First, Mr. Wilson was an elected official. In this country, we expect elected representatives to shoulder a degree of criticism about their public service from their constituents and their peers—and to continue exercising their free speech rights when the criticism comes. As this Court has put it, "[w]hatever differences may exist about interpretations of the First Amendment, there is practically universal agreement" that it was adopted in part to "protect the free discussion of governmental affairs." Mills v. Alabama, 384 U. S. 214, 218 (1966). When individuals "consent to be a candidate for a public office conferred by the election of the people," they necessarily "pu[t] [their] character in issue, sofar as it may respect [their] fitness and qualifications forthe office." White v. Nicholls, 3 How. 266, 290 (1845).
Mills v. Alabama, the cited case, does not directly support the proposition that elected officials retain their free speech rights. But the Court stated the issue clearly: elected officials can "continue exercising their free speech rights when the criticism comes."
Second, Gorsuch expands on this reasoning. He explains that the elected members of the Houston Community College Board can use their free speech rights to censure Wilson, a fellow elected member:
Second, the only adverse action at issue before us is itself a form of speech from Mr. Wilson's colleagues that concerns the conduct of public office. The First Amendment surely promises an elected representative like Mr. Wilson the right to speak freely on questions of government policy. But just as surely, it cannot be used as a weapon to silence other representatives seeking to do the same. The right to "examin[e] public characters and measures" through "free communication" may be no less than the "guardian of every other right." Madison's Report on the Virginia Resolutions (Jan. 7, 1800), in 17 Papers of James Madison 345 (D. Mat-tern, J. Stagg, J. Cross, & S. Perdue eds. 1991). And the role that elected officials play in that process "'makes it all the more imperative that they be allowed to freely express themselves.'" Republican Party of Minn. v. White, 536 U. S. 765, 781 (2002).
Again, the First Amendment protects the rights of politicians to criticize other politicians. Their speech is not subject to the ad-hoc balancing test from Pickering.
Gorsuch's analysis recognizes that elected officials are accountable to the electorate, and not a bureaucracy. Those elected officials are expected to receive public criticism. But more importantly, those elected officials retain their free speech rights to respond to public criticism.
Gorsuch stressed over and over again that the case concerned elected officials:
Given these features of Mr. Wilson's case, we do not see how the Board's censure could qualify as a materially adverse action consistent with our case law. The censure at issue before us was a form of speech by elected representatives. It concerned the public conduct of another elected representative. Everyone involved was an equal member of the same deliberative body.
These First Amendment rights are not diminished by entering elected office, as they perhaps would be by entering the civil service.

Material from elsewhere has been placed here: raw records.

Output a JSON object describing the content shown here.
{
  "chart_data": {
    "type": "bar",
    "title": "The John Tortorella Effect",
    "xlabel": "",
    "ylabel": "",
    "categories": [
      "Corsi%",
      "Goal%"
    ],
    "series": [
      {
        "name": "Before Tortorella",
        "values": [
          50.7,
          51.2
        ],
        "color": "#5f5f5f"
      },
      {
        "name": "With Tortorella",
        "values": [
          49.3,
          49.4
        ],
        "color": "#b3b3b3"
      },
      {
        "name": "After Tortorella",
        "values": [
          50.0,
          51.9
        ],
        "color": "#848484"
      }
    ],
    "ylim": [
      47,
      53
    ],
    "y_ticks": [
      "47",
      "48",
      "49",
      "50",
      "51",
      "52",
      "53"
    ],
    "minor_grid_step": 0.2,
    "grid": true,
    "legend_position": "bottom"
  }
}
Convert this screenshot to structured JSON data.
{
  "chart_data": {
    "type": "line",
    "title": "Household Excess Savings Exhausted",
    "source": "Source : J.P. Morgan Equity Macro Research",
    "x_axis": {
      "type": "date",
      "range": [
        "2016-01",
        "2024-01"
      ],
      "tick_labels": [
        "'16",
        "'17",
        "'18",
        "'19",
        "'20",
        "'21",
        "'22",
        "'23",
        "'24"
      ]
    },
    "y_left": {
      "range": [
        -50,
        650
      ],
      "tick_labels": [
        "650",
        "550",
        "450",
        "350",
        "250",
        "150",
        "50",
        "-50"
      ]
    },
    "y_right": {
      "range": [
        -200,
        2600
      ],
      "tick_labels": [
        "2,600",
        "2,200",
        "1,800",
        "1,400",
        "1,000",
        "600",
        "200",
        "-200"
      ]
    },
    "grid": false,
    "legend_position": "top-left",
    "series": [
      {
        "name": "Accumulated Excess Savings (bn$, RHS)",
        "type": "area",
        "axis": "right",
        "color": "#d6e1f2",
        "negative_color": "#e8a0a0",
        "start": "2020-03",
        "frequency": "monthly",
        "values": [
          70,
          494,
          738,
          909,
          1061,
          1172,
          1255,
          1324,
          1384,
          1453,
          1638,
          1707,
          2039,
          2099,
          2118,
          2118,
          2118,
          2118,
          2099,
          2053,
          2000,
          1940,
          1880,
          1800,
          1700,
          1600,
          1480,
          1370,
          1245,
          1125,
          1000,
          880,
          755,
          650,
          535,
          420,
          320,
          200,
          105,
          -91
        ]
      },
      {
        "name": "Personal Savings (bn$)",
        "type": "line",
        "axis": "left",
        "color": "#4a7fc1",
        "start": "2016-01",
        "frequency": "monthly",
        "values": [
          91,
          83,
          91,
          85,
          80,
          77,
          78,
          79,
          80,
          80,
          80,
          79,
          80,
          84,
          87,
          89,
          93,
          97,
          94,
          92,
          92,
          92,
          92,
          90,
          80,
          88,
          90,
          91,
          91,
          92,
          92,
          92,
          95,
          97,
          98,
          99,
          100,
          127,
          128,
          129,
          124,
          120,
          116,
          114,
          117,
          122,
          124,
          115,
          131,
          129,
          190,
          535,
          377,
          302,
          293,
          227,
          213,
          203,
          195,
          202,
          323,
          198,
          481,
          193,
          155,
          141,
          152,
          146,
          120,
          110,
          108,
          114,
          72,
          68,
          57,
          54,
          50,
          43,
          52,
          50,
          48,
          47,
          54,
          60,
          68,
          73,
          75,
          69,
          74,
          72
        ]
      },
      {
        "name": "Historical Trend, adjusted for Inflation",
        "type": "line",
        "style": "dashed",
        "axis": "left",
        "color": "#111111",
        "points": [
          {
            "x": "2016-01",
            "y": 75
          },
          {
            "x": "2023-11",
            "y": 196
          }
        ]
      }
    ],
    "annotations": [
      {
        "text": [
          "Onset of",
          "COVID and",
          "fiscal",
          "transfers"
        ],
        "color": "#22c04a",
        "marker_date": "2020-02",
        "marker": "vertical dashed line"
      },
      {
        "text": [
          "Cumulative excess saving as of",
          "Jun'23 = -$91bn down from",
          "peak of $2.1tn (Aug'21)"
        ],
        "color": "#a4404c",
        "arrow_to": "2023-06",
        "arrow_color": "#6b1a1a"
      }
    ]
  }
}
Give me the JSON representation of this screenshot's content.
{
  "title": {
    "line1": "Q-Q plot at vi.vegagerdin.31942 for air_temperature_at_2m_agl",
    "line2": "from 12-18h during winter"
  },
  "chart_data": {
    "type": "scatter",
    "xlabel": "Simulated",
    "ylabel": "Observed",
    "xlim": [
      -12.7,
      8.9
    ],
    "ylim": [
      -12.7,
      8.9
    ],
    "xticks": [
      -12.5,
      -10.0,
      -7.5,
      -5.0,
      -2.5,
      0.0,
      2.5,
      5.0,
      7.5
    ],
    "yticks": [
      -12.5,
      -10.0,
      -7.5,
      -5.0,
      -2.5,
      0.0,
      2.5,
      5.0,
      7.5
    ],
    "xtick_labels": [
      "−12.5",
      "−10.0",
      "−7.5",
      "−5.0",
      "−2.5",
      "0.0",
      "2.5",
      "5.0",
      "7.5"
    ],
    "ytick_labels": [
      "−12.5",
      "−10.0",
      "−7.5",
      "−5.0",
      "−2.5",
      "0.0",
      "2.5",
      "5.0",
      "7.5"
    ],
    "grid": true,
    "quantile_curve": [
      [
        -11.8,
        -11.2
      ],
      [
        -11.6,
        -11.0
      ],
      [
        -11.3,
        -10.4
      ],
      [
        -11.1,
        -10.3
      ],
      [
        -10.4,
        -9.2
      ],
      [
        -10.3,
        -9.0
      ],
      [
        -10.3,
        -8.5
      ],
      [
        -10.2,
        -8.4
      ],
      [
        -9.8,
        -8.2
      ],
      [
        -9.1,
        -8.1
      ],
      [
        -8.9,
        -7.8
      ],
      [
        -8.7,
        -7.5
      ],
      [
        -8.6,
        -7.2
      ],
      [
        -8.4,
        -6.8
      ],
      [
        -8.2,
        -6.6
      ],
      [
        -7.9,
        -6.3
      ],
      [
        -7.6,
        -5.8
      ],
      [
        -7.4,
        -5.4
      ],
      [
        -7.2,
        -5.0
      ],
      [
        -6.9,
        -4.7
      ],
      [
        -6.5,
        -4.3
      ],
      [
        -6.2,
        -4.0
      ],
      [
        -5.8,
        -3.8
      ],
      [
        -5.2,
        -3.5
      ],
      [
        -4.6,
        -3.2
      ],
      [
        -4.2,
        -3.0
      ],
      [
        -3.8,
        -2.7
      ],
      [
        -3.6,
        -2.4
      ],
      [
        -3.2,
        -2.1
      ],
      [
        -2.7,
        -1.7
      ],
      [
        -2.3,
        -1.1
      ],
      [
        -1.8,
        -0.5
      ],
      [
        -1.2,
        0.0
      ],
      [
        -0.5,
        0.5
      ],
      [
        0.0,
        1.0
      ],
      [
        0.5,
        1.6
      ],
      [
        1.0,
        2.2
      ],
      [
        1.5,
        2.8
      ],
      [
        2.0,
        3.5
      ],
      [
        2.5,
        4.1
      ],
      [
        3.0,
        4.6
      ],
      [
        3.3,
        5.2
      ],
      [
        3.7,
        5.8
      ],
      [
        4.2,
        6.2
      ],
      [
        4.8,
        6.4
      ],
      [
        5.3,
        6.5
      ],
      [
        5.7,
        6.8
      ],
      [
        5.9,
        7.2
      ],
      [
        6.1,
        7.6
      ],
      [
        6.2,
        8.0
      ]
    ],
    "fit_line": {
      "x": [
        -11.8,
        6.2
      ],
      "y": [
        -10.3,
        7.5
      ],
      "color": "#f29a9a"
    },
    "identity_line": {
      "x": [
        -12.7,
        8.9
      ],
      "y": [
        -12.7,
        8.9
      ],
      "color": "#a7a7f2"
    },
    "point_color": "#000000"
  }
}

In January 2020, Tillman and I wrote:
As a general matter, we think it is a mistake to analogize the President, an elected official, to a full-time, permanent employee or civil servant. Elected public officials make policy; civil servants and other public employees carry out those policies. The case law permits the civil servants' speech to be muted so that the government-as-employer can carry out its policy goals. The goal is to ensure that elections remain meaningful, and that the government-as-employer can put forward its message, notwithstanding its employees who may take a different view. We do not suggest that the Pickering line of cases was correctly or incorrectly decided. Our point is more limited: Pickering offers civil servants some free speech protections, but it also allows the government-as-employer to impose some free speech limitations on its civil servants. Those free speech limitations make little or no sense when applied to elected officials.
I think HCC v. Wilson provides some support for our position.